Review sections of District Assembly Elections Act to address low voter turnout  – NCCE

The National Com­mission for Civic Education (NCCE) is proposing a review of sections of the District Assembly Elections Act to address the problem of low voter turnout.

In 2019, the government begun processes to amend articles 243 (1) and 55 (3) of the Constitution to allow for the election of Metropol­itan, Municipal and District Chief Executives (MMDCEs) and the opening up of local level elections to participation by political parties.

However, a proposed nation­al referendum to decide on the matter was cancelled due to the absence of “a durable national consensus.”

Speaking to the Ghanaian Times on the sidelines of an engagement with the Ghana National Fire Service (GNFS) to mark this year’s Constitution Week celebration, the Director of Operations, Mr Samuel Asare Akuamoah, said a relook at the law to allow for “decent parti­sanship” could whip up enthusiasm of citizens in the elections and im­prove local governance as a pivot for national development.

“As a country we need to be cautious about the level of polar­isation along political party lines where members of opposing sides do not see themselves as enemies but as citizens first with different ideologies and once we are able to accommodate each other, District Assemblies could go full-fledged partisan,” he said.

Expected to be held later this year, Mr Akuamoah pleaded with Ghanaians to actively participate in the district level elections when the time is due.

“We are pleading with Ghana­ians not to let us down. Come out and participate fully and those con­testing, must also offer themselves for the elections. This election provides a vital link between the national governance and the people at the grassroots level and an important governance structure in our Constitutional architecture,” he said.

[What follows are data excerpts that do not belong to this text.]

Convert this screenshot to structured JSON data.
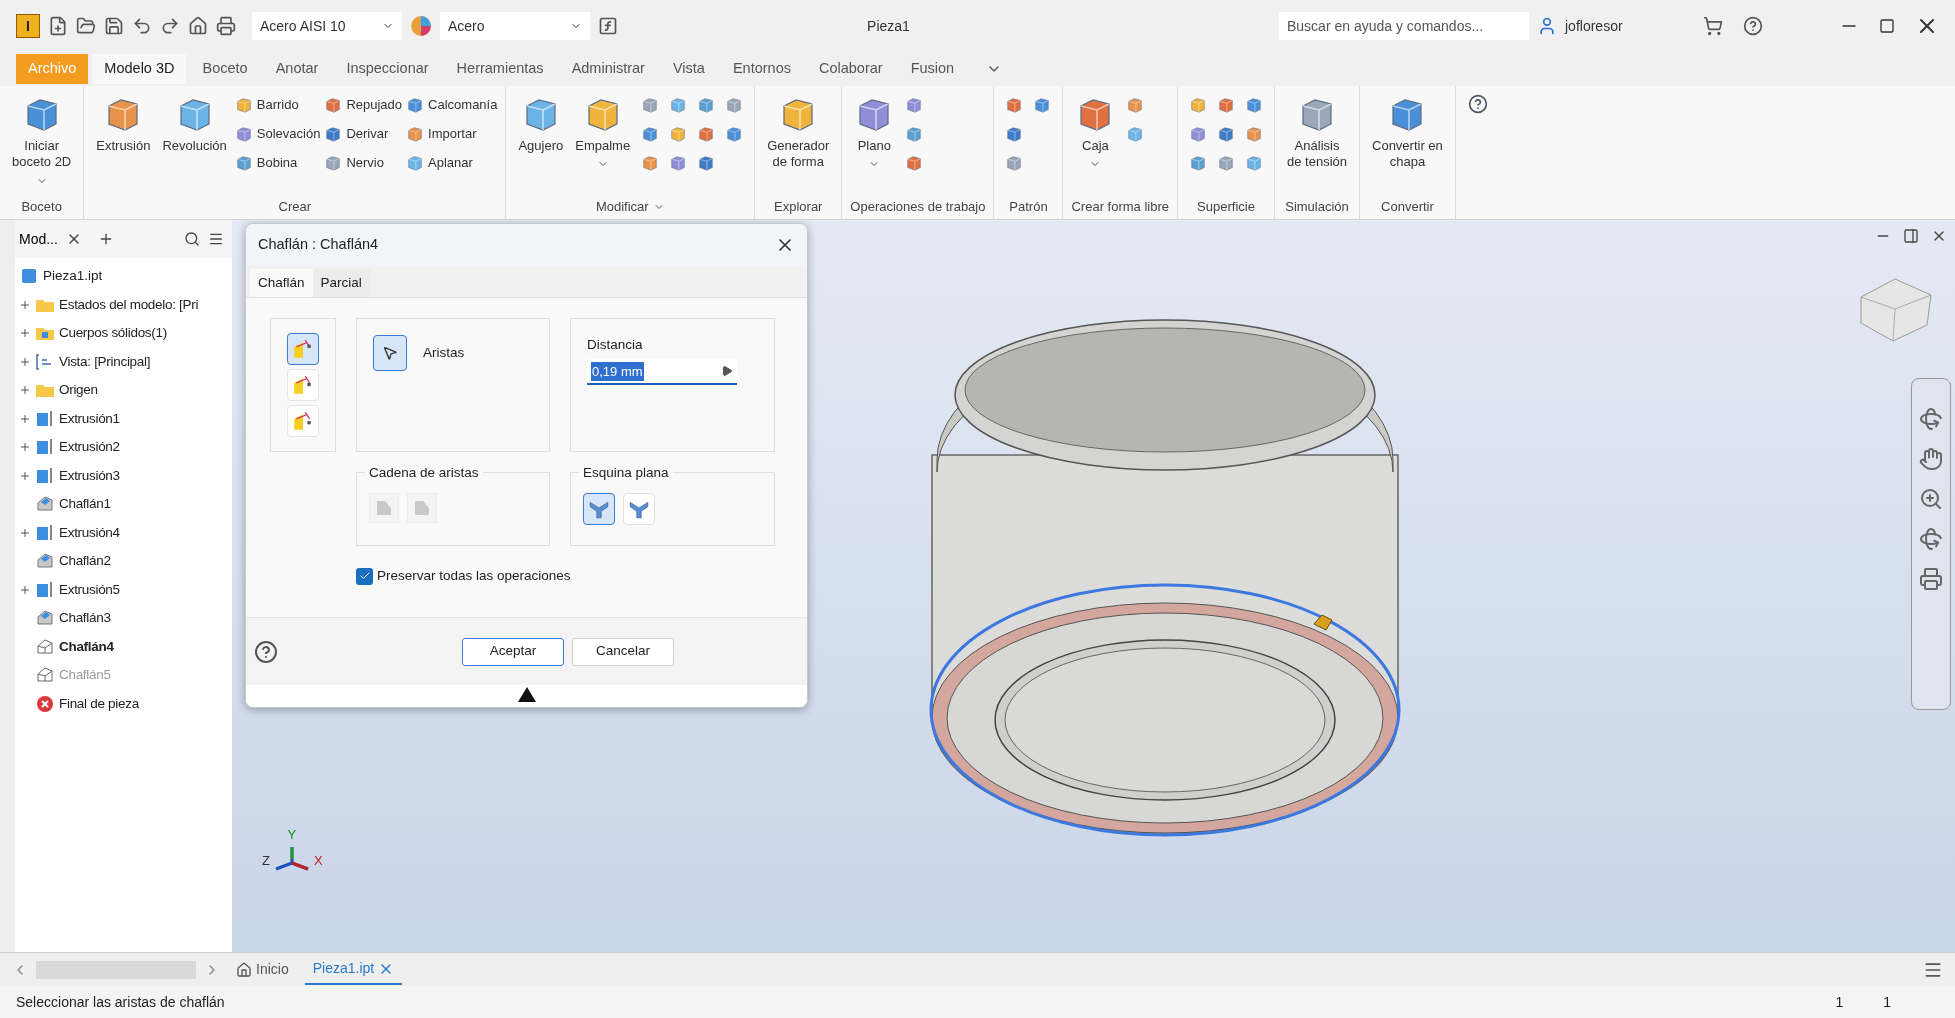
{
  "title_bar": {
    "logo": "I",
    "material": "Acero AISI 10",
    "appearance": "Acero",
    "document": "Pieza1",
    "search": {
      "placeholder": "Buscar en ayuda y comandos..."
    },
    "user": "jofloresor"
  },
  "menu_tabs": [
    {
      "label": "Archivo",
      "kind": "file",
      "selected": false
    },
    {
      "label": "Modelo 3D",
      "kind": "tab",
      "selected": true
    },
    {
      "label": "Boceto",
      "kind": "tab",
      "selected": false
    },
    {
      "label": "Anotar",
      "kind": "tab",
      "selected": false
    },
    {
      "label": "Inspeccionar",
      "kind": "tab",
      "selected": false
    },
    {
      "label": "Herramientas",
      "kind": "tab",
      "selected": false
    },
    {
      "label": "Administrar",
      "kind": "tab",
      "selected": false
    },
    {
      "label": "Vista",
      "kind": "tab",
      "selected": false
    },
    {
      "label": "Entornos",
      "kind": "tab",
      "selected": false
    },
    {
      "label": "Colaborar",
      "kind": "tab",
      "selected": false
    },
    {
      "label": "Fusion",
      "kind": "tab",
      "selected": false
    }
  ],
  "ribbon": [
    {
      "label": "Boceto",
      "dropdown": false,
      "tools": [
        {
          "kind": "large",
          "label": "Iniciar\nboceto 2D",
          "dropdown": true
        }
      ]
    },
    {
      "label": "Crear",
      "dropdown": false,
      "tools": [
        {
          "kind": "large",
          "label": "Extrusión",
          "dropdown": false
        },
        {
          "kind": "large",
          "label": "Revolución",
          "dropdown": false
        },
        {
          "kind": "small",
          "label": "Barrido"
        },
        {
          "kind": "small",
          "label": "Solevación"
        },
        {
          "kind": "small",
          "label": "Bobina"
        },
        {
          "kind": "small",
          "label": "Repujado"
        },
        {
          "kind": "small",
          "label": "Derivar"
        },
        {
          "kind": "small",
          "label": "Nervio"
        },
        {
          "kind": "small",
          "label": "Calcomanía"
        },
        {
          "kind": "small",
          "label": "Importar"
        },
        {
          "kind": "small",
          "label": "Aplanar"
        }
      ]
    },
    {
      "label": "Modificar",
      "dropdown": true,
      "tools": [
        {
          "kind": "large",
          "label": "Agujero",
          "dropdown": false
        },
        {
          "kind": "large",
          "label": "Empalme",
          "dropdown": true
        },
        {
          "kind": "icon"
        },
        {
          "kind": "icon"
        },
        {
          "kind": "icon"
        },
        {
          "kind": "icon"
        },
        {
          "kind": "icon"
        },
        {
          "kind": "icon"
        },
        {
          "kind": "icon"
        },
        {
          "kind": "icon"
        },
        {
          "kind": "icon"
        },
        {
          "kind": "icon"
        },
        {
          "kind": "icon"
        }
      ]
    },
    {
      "label": "Explorar",
      "dropdown": false,
      "tools": [
        {
          "kind": "large",
          "label": "Generador\nde forma",
          "dropdown": false
        }
      ]
    },
    {
      "label": "Operaciones de trabajo",
      "dropdown": false,
      "tools": [
        {
          "kind": "large",
          "label": "Plano",
          "dropdown": true
        },
        {
          "kind": "icon"
        },
        {
          "kind": "icon"
        },
        {
          "kind": "icon"
        }
      ]
    },
    {
      "label": "Patrón",
      "dropdown": false,
      "tools": [
        {
          "kind": "icon"
        },
        {
          "kind": "icon"
        },
        {
          "kind": "icon"
        },
        {
          "kind": "icon"
        }
      ]
    },
    {
      "label": "Crear forma libre",
      "dropdown": false,
      "tools": [
        {
          "kind": "large",
          "label": "Caja",
          "dropdown": true
        },
        {
          "kind": "icon"
        },
        {
          "kind": "icon"
        }
      ]
    },
    {
      "label": "Superficie",
      "dropdown": false,
      "tools": [
        {
          "kind": "icon"
        },
        {
          "kind": "icon"
        },
        {
          "kind": "icon"
        },
        {
          "kind": "icon"
        },
        {
          "kind": "icon"
        },
        {
          "kind": "icon"
        },
        {
          "kind": "icon"
        },
        {
          "kind": "icon"
        },
        {
          "kind": "icon"
        }
      ]
    },
    {
      "label": "Simulación",
      "dropdown": false,
      "tools": [
        {
          "kind": "large",
          "label": "Análisis\nde tensión",
          "dropdown": false
        }
      ]
    },
    {
      "label": "Convertir",
      "dropdown": false,
      "tools": [
        {
          "kind": "large",
          "label": "Convertir en\nchapa",
          "dropdown": false
        }
      ]
    }
  ],
  "browser": {
    "title": "Mod...",
    "tree": [
      {
        "label": "Pieza1.ipt",
        "kind": "part",
        "active": false,
        "disabled": false,
        "children": [
          {
            "label": "Estados del modelo: [Pri",
            "kind": "folder",
            "collapsed": true,
            "active": false,
            "disabled": false
          },
          {
            "label": "Cuerpos sólidos(1)",
            "kind": "bodies",
            "collapsed": true,
            "active": false,
            "disabled": false
          },
          {
            "label": "Vista: [Principal]",
            "kind": "view",
            "collapsed": true,
            "active": false,
            "disabled": false
          },
          {
            "label": "Origen",
            "kind": "folder",
            "collapsed": true,
            "active": false,
            "disabled": false
          },
          {
            "label": "Extrusión1",
            "kind": "extrusion",
            "collapsed": true,
            "active": false,
            "disabled": false
          },
          {
            "label": "Extrusión2",
            "kind": "extrusion",
            "collapsed": true,
            "active": false,
            "disabled": false
          },
          {
            "label": "Extrusión3",
            "kind": "extrusion",
            "collapsed": true,
            "active": false,
            "disabled": false
          },
          {
            "label": "Chaflán1",
            "kind": "chamfer",
            "collapsed": false,
            "active": false,
            "disabled": false
          },
          {
            "label": "Extrusión4",
            "kind": "extrusion",
            "collapsed": true,
            "active": false,
            "disabled": false
          },
          {
            "label": "Chaflán2",
            "kind": "chamfer",
            "collapsed": false,
            "active": false,
            "disabled": false
          },
          {
            "label": "Extrusión5",
            "kind": "extrusion",
            "collapsed": true,
            "active": false,
            "disabled": false
          },
          {
            "label": "Chaflán3",
            "kind": "chamfer",
            "collapsed": false,
            "active": false,
            "disabled": false
          },
          {
            "label": "Chaflán4",
            "kind": "chamfer-new",
            "collapsed": false,
            "active": true,
            "disabled": false
          },
          {
            "label": "Chaflán5",
            "kind": "chamfer-new",
            "collapsed": false,
            "active": false,
            "disabled": true
          },
          {
            "label": "Final de pieza",
            "kind": "end",
            "collapsed": false,
            "active": false,
            "disabled": false
          }
        ]
      }
    ]
  },
  "dialog": {
    "title": "Chaflán : Chaflán4",
    "tabs": [
      {
        "label": "Chaflán",
        "selected": true
      },
      {
        "label": "Parcial",
        "selected": false
      }
    ],
    "methods": [
      {
        "selected": true
      },
      {
        "selected": false
      },
      {
        "selected": false
      }
    ],
    "edges": {
      "label": "Aristas",
      "selected": true
    },
    "distance": {
      "label": "Distancia",
      "value": "0,19 mm"
    },
    "edge_chain": {
      "label": "Cadena de aristas",
      "options": [
        {
          "disabled": true
        },
        {
          "disabled": true
        }
      ]
    },
    "flat_corner": {
      "label": "Esquina plana",
      "options": [
        {
          "selected": true
        },
        {
          "selected": false
        }
      ]
    },
    "preserve": {
      "label": "Preservar todas las operaciones",
      "checked": true
    },
    "buttons": [
      {
        "label": "Aceptar",
        "default": true
      },
      {
        "label": "Cancelar",
        "default": false
      }
    ]
  },
  "viewport": {
    "axis_labels": [
      "Z",
      "Y",
      "X"
    ]
  },
  "doc_tabs": [
    {
      "label": "Inicio",
      "kind": "home",
      "selected": false
    },
    {
      "label": "Pieza1.ipt",
      "kind": "doc",
      "selected": true
    }
  ],
  "status_bar": {
    "message": "Seleccionar las aristas de chaflán",
    "counters": [
      "1",
      "1"
    ]
  }
}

The Director of Operations said while calls for review of the Constitution may be justified, Ghanaians must be careful not to undermine it until the needed reforms were made.

“We must not do anything to disturb the Constitution. It is a living organism and must be protected. The Constitution has served us well and we must all exercise restraint and go through the processes to review it.

“As the elections approach, I urge Ghanaians to guard against making misguided utterances that polarise our people. We need at this time to make pronouncement that will promote tolerance, nation­al cohesion and unity instead of that which will divide us to make for a peaceful and fair elections to further entrench our democracy,” he urged.

This year’s Constitution Week celebration has the theme; “30 years of consolidating constitu­tional democracy; Building national cohesion through civic education and participation in local gover­nance.”

In series of engagements sched­uled to sensitise the citizenry, this year’s Constitution Week aims at celebrating the country’s return to constitutional rule in 1993 after many years of military rule.